Retour à la vieille garde pour SAP après la démission de Shai Agassi
Shai Agassi n'a visiblement pas digéré la prolongation du mandat d'Henning Kagermann. Sa démission profite à Leo Apotheker, un ancien de la maison qui devient directement co-CEO. Les analystes craignent un essoufflement de la stratégie produit de SAP, maintenant que son charismatique leader est parti.
Les dents longues de Shai Agassi, qui se voyait déjà patron de SAP, se sont heurtées à un os. Hasso Plattner, fondateur de l'éditeur et président du Conseil d'administration, a demandé au directeur général (CEO) Henning Kagermann de rester en poste jusqu'en 2009, alors qu'il devait partir dès cette année. Shai Agassi a donc préféré annoncer son départ du groupe, un départ fixé au 1er avril.
« J'avais partagé avec Shai mon plan, explique Hasso Plattner.

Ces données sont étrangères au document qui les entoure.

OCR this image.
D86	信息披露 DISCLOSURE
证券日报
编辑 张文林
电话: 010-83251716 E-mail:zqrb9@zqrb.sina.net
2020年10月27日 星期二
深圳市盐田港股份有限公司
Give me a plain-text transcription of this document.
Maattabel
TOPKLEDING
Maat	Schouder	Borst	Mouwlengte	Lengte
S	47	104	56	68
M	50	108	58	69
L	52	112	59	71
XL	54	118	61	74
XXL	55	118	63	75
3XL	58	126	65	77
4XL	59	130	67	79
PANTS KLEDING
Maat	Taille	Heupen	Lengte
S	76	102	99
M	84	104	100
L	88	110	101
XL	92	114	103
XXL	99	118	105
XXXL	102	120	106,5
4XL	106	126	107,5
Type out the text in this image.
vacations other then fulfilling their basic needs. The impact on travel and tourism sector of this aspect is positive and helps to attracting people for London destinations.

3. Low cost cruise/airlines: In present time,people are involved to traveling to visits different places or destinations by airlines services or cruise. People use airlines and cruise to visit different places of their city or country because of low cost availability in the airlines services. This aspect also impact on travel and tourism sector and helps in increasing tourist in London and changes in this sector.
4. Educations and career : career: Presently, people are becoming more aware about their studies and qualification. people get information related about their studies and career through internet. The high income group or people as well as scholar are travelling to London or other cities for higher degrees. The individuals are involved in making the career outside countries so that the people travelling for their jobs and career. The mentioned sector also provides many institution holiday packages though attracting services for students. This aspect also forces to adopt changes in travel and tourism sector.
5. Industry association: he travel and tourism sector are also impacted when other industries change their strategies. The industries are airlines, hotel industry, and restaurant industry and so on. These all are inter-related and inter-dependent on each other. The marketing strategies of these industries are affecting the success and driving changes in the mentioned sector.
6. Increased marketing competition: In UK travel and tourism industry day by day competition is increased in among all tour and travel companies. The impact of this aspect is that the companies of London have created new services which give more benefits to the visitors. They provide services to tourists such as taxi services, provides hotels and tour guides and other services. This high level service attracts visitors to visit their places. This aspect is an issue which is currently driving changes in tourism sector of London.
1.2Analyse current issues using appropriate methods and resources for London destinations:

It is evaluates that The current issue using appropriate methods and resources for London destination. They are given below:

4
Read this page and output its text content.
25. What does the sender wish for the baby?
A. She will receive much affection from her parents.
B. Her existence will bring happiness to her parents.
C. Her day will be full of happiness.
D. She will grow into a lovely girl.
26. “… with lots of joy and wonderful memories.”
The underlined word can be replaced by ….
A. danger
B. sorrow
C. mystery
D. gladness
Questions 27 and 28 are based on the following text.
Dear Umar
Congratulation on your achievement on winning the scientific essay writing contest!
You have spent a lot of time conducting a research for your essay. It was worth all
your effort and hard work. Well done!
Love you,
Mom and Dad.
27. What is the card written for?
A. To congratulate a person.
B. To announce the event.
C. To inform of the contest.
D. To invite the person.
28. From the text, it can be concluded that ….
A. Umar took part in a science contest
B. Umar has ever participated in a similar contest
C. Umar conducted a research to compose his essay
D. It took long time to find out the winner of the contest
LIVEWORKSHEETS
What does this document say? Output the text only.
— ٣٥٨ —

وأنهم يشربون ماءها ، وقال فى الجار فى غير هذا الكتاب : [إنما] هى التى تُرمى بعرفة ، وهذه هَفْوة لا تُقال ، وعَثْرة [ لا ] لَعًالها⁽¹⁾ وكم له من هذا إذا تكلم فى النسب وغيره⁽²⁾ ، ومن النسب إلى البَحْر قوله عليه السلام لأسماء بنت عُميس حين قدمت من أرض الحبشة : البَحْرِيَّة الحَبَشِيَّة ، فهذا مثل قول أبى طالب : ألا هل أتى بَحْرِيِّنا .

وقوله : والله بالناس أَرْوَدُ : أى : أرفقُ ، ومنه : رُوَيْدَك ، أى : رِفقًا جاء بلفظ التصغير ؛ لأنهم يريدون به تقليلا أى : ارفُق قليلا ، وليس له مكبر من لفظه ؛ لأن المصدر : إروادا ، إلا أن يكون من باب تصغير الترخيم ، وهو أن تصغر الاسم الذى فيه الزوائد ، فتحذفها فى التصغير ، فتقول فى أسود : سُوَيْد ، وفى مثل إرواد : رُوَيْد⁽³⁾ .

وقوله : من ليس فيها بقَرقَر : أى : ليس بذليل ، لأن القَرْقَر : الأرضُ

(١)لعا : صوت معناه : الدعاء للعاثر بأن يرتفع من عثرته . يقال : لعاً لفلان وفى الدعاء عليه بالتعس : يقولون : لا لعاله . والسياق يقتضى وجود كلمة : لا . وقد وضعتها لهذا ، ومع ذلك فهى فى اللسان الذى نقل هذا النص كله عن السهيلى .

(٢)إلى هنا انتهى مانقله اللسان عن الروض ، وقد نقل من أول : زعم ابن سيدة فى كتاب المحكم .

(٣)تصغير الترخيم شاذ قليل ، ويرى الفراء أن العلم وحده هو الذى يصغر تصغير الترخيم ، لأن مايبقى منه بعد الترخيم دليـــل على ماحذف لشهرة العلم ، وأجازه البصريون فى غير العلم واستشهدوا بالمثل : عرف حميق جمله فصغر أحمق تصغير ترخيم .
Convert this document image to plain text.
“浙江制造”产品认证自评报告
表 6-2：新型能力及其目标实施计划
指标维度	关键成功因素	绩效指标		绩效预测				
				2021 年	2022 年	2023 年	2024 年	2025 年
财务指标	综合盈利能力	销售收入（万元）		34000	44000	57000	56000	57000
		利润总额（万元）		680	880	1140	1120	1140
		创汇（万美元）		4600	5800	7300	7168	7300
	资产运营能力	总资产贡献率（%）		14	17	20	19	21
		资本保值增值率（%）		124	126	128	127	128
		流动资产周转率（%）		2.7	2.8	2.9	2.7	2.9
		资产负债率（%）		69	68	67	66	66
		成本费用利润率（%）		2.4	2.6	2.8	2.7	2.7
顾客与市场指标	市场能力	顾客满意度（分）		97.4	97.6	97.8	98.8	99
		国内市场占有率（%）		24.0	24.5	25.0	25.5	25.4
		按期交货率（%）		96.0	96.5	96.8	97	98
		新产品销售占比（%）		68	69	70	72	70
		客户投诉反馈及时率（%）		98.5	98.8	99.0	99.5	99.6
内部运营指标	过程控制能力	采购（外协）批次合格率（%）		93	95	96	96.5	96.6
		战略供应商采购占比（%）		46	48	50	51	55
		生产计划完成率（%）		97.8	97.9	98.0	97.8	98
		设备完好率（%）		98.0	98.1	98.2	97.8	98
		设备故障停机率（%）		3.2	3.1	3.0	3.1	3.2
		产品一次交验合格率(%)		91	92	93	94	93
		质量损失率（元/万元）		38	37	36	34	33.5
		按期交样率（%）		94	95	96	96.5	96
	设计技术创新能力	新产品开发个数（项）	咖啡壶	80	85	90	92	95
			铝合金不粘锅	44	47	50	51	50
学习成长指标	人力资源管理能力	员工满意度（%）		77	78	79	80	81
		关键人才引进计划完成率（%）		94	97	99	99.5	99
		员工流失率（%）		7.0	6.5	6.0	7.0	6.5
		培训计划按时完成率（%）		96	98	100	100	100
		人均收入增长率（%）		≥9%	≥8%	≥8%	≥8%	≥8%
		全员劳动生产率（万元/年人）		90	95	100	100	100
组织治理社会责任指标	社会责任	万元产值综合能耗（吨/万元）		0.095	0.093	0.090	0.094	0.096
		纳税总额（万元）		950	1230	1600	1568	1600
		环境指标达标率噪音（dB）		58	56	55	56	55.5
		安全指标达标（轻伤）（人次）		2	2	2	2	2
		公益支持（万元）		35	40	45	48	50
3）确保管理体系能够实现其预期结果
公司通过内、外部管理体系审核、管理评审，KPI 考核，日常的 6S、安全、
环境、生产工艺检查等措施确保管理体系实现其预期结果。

Il devait succéder à Henning Kagermann en tant que co-CEO de SAP. Avec l'extension à 2009 du contrat d'Henning, il est devenu évident que cela ne plaisait pas à Shai de consacrer [à SAP] une période de 10 à 15 ans, cela ne coïncidait pas avec son plan de carrière. »
Intervenant dans une conférence de presse téléphonique afin de préciser ce communiqué, Hasso Plattner a ajouté : « Il [Shai Agassi] m'a dit que ce n'était pas la dernière chose qu'il comptait faire dans sa vie. » Néanmoins, les deux se seraient quittés en bons termes, Shai Agassi disant qu'il se consacrerait à des projets personnels en rapport avec les problèmes d'environnement, les sources d'énergie renouvelable et le futur d'Israël (son pays natal), et Hasso Plattner expliquant combien la société lui était redevable.
Agassi à la tête du développement technologique dès 2003
De fait, c'est Shai Agassi qui, en tant que président du Product & Technology Group de SAP, a élaboré et mené la stratégie de transformation du groupe. Sous son impulsion, SAP est passé d'un éditeur de progiciel à la structure monolithique à un éditeur d'une solution respectant les principes d'une architecture orientée services (SOA, ou ESA, Enterprise services architecture, dans le jargon SAP).
Shai Agassi est entré chez SAP à l'occasion du rachat de sa société TopTier en 2001, un éditeur d'outils de création de portails. Il a rapidement monté les échelons, Hasso Plattner lui abandonnant dès 2003 son dernier rôle opérationnel dans SAP : la direction du développement technologique. C'est donc Shai Agassi qui a piloté l'élaboration de Netweaver, la plateforme middleware qui sert aujourd'hui de socle technologique à l'offre SAP. C'est également lui, jeune et brillant orateur, qui a parcouru le monde pour expliquer ce changement de stratégie afin d'inciter les clients et les partenaires à s'engager de nouveau avec SAP.
Outre Netweaver, c'est lui aussi, plus récemment, qui a porté la stratégie On Demand, de fourniture d'applications en ligne, rappelle Denis Pombriant, analyste principal de Beagle Research. « Ces deux éléments sont absolument critiques pour le succès de SAP, dit-il. S'il n'est pas là pour pousser ces initiatives, je me demande si quelqu'un d'autre pourra le faire. »
Leo Apotheker devient co-CEO immédiatement
Le pire qui puisse arriver, indique de son côté David Bradshaw, analyste principal chez Ovum, est que Shai Agassi décide maintenant de s'impliquer chez un concurrent : « Interrogé afin de savoir si le contrat de Shai Agassi contenait une clause de non-concurrence, Hasso Plattner a fait une réponse qui semble vouloir dire qu'il n'y en a pas. » En revanche, le fondateur de SAP a insisté sur le fait que Shai Agassi conservait un bureau dans les locaux de R&D du groupe à Palo Alto, et serait dorénavant « consultant spécial » pour le conseil de surveillance.
Le départ de Shai Agassi profite en tout cas à Leo Apotheker, président du groupe 'solutions & opérations clients' qui devait devenir co-CEO avec Shai Agassi. Il est immédiatement nommé CEO adjoint, en charge du marketing, des PME, et de la politique envers les partenaires. Henning Kagermann dirigera les équipes de développement du logiciel (Netweaver, CRM, Business Suite...). Pour Denis Pombriant, « on dirait que la nouvelle garde se fait mettre dehors par la vieille garde ».